Winston

By editor

Winston, Broadwater County, Montana, 1892

The town of Winston was named for a railroad station, which was named for a railroad contractor, which is the kind of naming that happens when the railroad arrives and the people who were already there have not yet gotten around to naming things themselves. P. B. Winston was a contractor for the Northern Pacific Railroad, which came through the Upper Missouri Valley in 1883. The station was named for him. Ten years later, the town was named for the station. This is how places get their names in Montana: by accident, by association, and occasionally by someone's deliberate choice.

The valley had been inhabited for at least 10,000 years before Winston arrived. Native tribes -- the Flathead, Shoshone, Crow, and Blackfeet -- traveled through it and used it. The Upper Missouri River was a travel corridor long before it was a mining district. On July 22, 1805, the Corps of Discovery pushed, paddled, and pulled their way up the Missouri through this valley. Sacagawea, their Shoshone interpreter, recognized the white-colored earth along the riverbanks and knew that the Three Forks of the Missouri headwaters was nearby. Lewis noted in his journal: "this piece of information has cheered the sperits of the party." The spelling is his own.

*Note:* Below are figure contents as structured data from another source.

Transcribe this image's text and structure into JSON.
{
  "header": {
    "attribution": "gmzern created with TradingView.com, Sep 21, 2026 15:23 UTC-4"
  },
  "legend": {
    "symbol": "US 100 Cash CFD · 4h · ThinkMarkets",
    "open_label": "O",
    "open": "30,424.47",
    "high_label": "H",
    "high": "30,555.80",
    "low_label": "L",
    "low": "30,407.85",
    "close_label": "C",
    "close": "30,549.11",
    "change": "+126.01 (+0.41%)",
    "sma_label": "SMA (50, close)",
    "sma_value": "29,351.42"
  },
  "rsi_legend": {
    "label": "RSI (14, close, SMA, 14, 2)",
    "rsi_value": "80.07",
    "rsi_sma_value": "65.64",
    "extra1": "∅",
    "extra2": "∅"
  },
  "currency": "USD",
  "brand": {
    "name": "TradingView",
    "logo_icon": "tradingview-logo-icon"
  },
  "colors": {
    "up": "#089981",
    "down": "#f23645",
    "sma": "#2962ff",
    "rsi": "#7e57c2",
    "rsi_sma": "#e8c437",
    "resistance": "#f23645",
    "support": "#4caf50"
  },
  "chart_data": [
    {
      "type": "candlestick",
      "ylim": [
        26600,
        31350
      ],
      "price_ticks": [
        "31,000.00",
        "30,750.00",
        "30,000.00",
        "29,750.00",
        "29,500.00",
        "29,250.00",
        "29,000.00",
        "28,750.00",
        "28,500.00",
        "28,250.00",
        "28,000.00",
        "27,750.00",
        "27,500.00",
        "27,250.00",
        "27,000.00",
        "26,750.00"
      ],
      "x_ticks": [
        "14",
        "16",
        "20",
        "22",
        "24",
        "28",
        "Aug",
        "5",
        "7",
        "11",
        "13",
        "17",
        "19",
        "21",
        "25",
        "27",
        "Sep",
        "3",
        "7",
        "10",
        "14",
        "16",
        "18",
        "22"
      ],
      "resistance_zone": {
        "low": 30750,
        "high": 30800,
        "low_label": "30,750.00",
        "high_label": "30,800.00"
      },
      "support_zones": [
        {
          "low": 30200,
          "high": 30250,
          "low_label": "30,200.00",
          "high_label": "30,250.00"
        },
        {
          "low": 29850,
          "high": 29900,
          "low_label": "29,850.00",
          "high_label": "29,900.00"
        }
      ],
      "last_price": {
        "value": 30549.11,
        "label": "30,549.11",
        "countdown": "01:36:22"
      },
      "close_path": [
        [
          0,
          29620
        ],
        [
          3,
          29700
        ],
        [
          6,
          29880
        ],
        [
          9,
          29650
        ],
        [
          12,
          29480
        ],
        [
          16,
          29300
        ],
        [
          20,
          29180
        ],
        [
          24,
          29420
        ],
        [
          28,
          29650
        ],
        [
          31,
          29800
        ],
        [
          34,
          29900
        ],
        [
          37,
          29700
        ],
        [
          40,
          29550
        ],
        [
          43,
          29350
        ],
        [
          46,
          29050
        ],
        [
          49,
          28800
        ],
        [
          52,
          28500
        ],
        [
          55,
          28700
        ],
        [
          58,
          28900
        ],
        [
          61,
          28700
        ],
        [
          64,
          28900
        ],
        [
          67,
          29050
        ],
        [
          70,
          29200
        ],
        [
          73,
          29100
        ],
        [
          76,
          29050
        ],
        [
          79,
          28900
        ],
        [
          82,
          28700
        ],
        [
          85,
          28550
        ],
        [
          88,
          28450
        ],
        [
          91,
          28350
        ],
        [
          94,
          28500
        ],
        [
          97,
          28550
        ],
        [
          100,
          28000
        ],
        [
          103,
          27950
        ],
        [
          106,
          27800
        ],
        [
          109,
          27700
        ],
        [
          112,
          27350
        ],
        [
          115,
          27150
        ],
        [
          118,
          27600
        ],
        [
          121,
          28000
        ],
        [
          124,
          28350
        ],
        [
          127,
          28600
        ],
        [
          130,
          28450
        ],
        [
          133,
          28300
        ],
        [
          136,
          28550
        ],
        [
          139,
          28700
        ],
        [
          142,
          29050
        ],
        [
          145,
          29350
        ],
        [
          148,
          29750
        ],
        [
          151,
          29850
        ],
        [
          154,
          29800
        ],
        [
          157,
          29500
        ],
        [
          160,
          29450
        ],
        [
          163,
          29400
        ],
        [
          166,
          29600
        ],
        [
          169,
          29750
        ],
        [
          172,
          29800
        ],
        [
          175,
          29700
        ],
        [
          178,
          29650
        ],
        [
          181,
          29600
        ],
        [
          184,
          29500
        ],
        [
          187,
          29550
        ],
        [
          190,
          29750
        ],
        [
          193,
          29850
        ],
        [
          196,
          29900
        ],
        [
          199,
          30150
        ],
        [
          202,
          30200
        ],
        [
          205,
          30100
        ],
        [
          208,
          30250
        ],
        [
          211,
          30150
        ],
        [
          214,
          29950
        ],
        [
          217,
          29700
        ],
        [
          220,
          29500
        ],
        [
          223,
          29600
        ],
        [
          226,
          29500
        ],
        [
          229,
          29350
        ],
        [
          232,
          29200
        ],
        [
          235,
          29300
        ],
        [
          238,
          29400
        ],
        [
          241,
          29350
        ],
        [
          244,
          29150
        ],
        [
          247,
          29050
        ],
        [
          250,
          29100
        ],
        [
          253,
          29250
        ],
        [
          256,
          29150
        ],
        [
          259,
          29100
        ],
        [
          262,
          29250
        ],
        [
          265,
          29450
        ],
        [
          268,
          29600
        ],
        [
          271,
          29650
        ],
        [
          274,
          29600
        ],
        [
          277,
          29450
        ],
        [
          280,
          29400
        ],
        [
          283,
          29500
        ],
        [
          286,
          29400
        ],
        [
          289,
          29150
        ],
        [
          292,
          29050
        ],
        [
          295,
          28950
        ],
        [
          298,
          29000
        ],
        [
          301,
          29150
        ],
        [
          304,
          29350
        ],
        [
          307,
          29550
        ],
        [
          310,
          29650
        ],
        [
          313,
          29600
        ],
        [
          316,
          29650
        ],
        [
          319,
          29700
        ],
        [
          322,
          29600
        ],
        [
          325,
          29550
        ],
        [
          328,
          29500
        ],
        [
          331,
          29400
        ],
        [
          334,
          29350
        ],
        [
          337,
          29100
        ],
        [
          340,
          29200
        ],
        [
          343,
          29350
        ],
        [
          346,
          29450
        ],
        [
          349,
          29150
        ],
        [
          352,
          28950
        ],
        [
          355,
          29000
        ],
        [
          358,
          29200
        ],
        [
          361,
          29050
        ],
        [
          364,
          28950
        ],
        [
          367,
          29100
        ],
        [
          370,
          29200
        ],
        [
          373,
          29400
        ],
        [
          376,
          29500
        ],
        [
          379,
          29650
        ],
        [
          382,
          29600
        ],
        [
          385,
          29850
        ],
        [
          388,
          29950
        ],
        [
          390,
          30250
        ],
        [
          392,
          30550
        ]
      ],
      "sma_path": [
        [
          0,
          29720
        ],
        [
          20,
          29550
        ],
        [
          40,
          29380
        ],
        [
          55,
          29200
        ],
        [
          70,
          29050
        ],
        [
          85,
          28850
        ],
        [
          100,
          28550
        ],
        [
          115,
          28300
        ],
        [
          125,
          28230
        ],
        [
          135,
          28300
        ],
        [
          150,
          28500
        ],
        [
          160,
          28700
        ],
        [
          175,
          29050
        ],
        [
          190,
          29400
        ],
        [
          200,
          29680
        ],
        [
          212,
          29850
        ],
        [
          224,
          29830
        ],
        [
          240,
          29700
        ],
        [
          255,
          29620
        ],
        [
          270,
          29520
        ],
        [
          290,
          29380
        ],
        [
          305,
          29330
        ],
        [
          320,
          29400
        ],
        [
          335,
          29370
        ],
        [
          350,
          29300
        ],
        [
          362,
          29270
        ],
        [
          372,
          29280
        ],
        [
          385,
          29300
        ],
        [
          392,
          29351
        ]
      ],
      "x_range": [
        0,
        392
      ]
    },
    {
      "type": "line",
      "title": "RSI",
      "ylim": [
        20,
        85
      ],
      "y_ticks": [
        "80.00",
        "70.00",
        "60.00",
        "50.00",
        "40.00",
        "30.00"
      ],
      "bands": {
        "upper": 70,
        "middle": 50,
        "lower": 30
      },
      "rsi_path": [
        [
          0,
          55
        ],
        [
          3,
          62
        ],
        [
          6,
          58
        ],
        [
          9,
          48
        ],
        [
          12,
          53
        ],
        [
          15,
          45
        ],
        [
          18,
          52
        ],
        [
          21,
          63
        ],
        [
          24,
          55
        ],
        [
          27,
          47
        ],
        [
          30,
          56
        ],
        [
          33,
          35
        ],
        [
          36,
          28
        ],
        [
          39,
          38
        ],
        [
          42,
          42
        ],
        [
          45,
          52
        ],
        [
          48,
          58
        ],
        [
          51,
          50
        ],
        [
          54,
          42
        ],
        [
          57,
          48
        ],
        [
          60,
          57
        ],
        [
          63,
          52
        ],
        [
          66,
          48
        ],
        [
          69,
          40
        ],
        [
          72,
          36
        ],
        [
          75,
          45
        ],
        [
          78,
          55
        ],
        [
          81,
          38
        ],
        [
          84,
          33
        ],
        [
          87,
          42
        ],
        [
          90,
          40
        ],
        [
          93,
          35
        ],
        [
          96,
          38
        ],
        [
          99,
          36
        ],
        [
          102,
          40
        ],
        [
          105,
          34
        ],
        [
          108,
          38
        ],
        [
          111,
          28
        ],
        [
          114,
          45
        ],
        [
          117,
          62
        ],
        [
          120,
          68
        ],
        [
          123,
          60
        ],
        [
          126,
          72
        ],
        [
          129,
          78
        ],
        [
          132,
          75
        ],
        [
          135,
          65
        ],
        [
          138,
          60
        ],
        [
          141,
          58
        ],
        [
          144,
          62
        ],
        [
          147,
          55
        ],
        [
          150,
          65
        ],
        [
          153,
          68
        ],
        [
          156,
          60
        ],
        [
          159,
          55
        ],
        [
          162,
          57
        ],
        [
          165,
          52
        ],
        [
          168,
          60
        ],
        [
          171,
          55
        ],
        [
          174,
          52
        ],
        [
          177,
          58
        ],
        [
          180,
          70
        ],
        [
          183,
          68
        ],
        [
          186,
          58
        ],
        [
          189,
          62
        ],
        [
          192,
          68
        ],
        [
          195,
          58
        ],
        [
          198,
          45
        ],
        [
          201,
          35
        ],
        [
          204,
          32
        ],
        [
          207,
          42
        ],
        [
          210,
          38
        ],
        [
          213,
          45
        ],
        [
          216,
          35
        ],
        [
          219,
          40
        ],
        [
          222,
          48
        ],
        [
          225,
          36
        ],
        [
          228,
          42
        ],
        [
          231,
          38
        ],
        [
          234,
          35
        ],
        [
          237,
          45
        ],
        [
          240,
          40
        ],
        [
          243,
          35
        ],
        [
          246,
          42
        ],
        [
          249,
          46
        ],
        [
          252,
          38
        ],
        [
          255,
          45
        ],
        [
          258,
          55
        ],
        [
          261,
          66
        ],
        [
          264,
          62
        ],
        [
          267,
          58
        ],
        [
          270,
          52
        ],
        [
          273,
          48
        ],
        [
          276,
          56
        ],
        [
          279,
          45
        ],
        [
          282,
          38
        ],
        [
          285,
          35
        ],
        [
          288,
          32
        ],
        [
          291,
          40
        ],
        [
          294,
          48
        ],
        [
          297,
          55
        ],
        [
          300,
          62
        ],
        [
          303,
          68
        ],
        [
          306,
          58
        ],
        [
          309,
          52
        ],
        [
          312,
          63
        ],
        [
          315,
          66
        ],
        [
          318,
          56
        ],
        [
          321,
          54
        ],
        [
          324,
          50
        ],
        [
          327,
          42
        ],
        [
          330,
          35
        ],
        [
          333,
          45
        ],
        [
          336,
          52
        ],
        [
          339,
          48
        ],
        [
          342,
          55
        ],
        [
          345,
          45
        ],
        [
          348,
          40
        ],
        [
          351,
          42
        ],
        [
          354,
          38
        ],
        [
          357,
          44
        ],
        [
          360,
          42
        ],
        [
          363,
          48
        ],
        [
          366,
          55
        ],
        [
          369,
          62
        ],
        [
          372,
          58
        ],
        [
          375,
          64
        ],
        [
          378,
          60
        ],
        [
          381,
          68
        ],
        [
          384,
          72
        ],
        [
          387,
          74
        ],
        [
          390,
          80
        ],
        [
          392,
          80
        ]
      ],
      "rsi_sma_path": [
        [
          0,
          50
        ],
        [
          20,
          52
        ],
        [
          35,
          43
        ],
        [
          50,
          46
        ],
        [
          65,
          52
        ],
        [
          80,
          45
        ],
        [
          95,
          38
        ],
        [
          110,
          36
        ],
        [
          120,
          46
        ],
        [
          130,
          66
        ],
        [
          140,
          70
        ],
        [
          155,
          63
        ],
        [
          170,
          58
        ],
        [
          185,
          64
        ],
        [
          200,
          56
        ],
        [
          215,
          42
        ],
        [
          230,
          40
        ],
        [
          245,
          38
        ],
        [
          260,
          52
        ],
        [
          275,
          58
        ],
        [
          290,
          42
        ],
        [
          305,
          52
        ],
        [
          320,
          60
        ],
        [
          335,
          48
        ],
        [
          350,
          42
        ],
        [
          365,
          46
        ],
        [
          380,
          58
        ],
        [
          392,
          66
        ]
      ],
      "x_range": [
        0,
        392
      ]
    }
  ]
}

The gold rush that created Winston began in 1864, when four ex-Confederate soldiers discovered gold in a creek bed east of the present town. The creek was later named Confederate Gulch. News of the strike spread quickly, and the surrounding hills filled with prospectors who gave their claims names that tell you something about the spirit of the enterprise: Hog 'Em, Beat 'Em and Cheat 'Em; Sunrise, Sunset, Iron Age City, and Little Bonanza. These are not the names of men who expected to fail. They are the names of men who expected to get rich, and some of them did.

Three major mining locations in the nearby Elkhorn Mountains put Winston on the map: the East Pacific, the Kleinschmidt, and the Iron Age mines. Records indicate that at least three million dollars of gold, silver, copper, lead, and zinc came from the Winston Mining District. This was a considerable sum in the 1880s and 1890s, when a working man's wages were a dollar or two a day. The men who found the gold did not all keep it. Some of them lost it to bad luck, bad management, or the fluctuating prices of the metals markets. Some of them lost it to the saloons, of which Winston had seven at its peak.

Winston was platted in 1892 on twenty acres at its current location. At its height, the town had a school, a church, hotels, dance halls, and a newspaper, in addition to the seven saloons. The newspaper was the Winston Miner, which reported on the mines, the markets, and the social life of the community with the thoroughness that small-town newspapers brought to their work in that era. The school educated the children of the miners and the farmers who had come to feed the miners. The church offered the miners and their families a reason to be sober on Sunday mornings.

The Northern Pacific Railroad, which had given the town its name, also gave it its economic lifeline. The railroad connected Winston to Helena to the north and to the markets of the East. Without the railroad, the ore from the Elkhorn Mountains would have been difficult and expensive to ship. With it, the mines could operate at a scale that made them profitable.

The town declined as the mines played out and the prices of silver and copper fell. The Northern Pacific continued to run through the valley, but the traffic it carried was no longer the traffic of a mining boomtown. The farmers who had come to feed the miners stayed and worked the rich soil of the Upper Missouri Valley. The timber industry that had supplied the mine structures continued to operate. The valley is still inhabited, still farmed, still managed. The mining camps in the Elkhorn Mountains are still visible from the back roads, if you know where to look.